Stéphane Zaubitzer

Cinés-monde

  • Lieu:

    Galerie Barthélémy de Don

  • Horaires:

    Ouverte tous les jours de 11h à 19h sauf le lundi

 

trait_rouge

Stephan Zaubitzer n’est pas un voleur d’images : son dispositif ne le lui permet pas. Parmi les derniers, il photographie en effet à la chambre sur pied, la tête cachée par le grand voile des appareils d’antan. « Cérémonial », dit-il – qui répond admirablement au cérémonial que l’on célébra, ou que l’on célèbre encore un peu, dans les lieux qu’il documente. D’un bout du monde à l’autre, le photographe rassemble une étonnante collection de ces sanctuaires profanes du samedi soir que sont les salles de cinéma. Il n’est pas nécessaire d’être bien vieux pour se souvenir des séances… du siècle dernier ! En franchissant la porte, on entrait dans un lieu un peu féérique, avec ses figures (l’ouvreuse), ses rituels (les actualités, l’entracte) puis, quand on était assez préparé, l’irruption de musiques aussi kitsch qu’inoubliables (les balalaïkas du Docteur Jivago !) et la magie du rai de lumière chargé de rêves venant du saint-des- saints où officiait, invisible, le projectionniste. Certains de ces cinémas, au Maroc ou en Égypte, ont passé les décennies et accueillent toujours les passants en quête d’oubli et d’ailleurs. Les plus beaux jouent sur le modèle du théâtre à l’italienne ou réinterprètent, dans une optique qui fut moderniste, les motifs de l’art déco. D’autres font avec moins de lustre.
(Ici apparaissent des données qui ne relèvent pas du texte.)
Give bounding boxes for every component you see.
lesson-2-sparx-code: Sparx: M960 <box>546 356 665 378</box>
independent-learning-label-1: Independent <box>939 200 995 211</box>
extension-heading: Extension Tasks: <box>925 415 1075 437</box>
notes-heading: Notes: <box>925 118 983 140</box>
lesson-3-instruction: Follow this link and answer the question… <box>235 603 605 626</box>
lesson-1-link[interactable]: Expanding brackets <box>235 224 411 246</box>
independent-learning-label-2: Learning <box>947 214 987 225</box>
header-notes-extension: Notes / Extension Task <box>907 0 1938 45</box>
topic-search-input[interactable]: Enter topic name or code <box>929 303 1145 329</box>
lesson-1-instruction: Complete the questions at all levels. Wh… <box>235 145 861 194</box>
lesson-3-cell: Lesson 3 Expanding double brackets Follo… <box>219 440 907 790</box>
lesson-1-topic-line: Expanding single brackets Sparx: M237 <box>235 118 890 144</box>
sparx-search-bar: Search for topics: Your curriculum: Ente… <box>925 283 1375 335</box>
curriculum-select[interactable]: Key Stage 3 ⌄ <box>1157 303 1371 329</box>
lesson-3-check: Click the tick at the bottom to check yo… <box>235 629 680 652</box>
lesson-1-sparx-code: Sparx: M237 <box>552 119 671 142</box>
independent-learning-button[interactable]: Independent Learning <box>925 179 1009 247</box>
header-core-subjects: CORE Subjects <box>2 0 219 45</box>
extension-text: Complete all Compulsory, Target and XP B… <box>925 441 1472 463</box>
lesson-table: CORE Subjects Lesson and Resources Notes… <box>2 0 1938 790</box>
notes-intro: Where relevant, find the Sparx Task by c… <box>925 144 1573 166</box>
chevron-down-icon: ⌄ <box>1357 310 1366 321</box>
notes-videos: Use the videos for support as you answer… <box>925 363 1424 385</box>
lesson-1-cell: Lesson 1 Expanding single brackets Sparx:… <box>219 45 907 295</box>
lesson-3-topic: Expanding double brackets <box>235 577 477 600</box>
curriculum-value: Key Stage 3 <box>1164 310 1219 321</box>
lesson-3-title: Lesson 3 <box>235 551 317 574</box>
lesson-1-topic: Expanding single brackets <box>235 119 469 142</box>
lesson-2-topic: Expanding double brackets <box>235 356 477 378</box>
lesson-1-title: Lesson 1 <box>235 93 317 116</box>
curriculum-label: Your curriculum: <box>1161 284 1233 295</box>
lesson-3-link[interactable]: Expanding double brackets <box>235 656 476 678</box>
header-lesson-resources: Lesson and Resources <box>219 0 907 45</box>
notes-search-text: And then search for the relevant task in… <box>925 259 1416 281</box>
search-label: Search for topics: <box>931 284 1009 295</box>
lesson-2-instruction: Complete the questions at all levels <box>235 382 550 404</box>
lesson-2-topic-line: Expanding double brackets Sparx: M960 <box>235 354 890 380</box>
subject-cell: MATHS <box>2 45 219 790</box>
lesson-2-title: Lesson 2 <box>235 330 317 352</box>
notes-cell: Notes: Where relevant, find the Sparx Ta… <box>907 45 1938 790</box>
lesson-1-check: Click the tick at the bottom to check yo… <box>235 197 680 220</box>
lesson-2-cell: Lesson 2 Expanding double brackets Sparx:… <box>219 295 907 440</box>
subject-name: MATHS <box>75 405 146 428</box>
Et combien ont définitivement fermé leur grille ! Au fil des rues, des façades aveugles où se balance encore une enseigne chargée d’un nom exotique (Rex, Alcazar, Rialto, etc.) sont les dernières traces d’une cinéphilie de quartier remplacée par les écrans domestiques. Mais nul besoin, dans la douceur des soirs d’Orient, de murs et de toits pour communier dans un moment d’aventure ou de passion : Stephan Zaubitzer donne aussi à voir des salles en plein air qui ne requièrent qu’un grand mur blanc et quelques sièges. On oscille ainsi, à le suivre, entre la nostalgie d’un temps passé et la jeunesse toujours vive et rieuse du plus universel des arts, auquel il était bien normal que la photographie, sa grande sœur, rendît un hommage affectueux.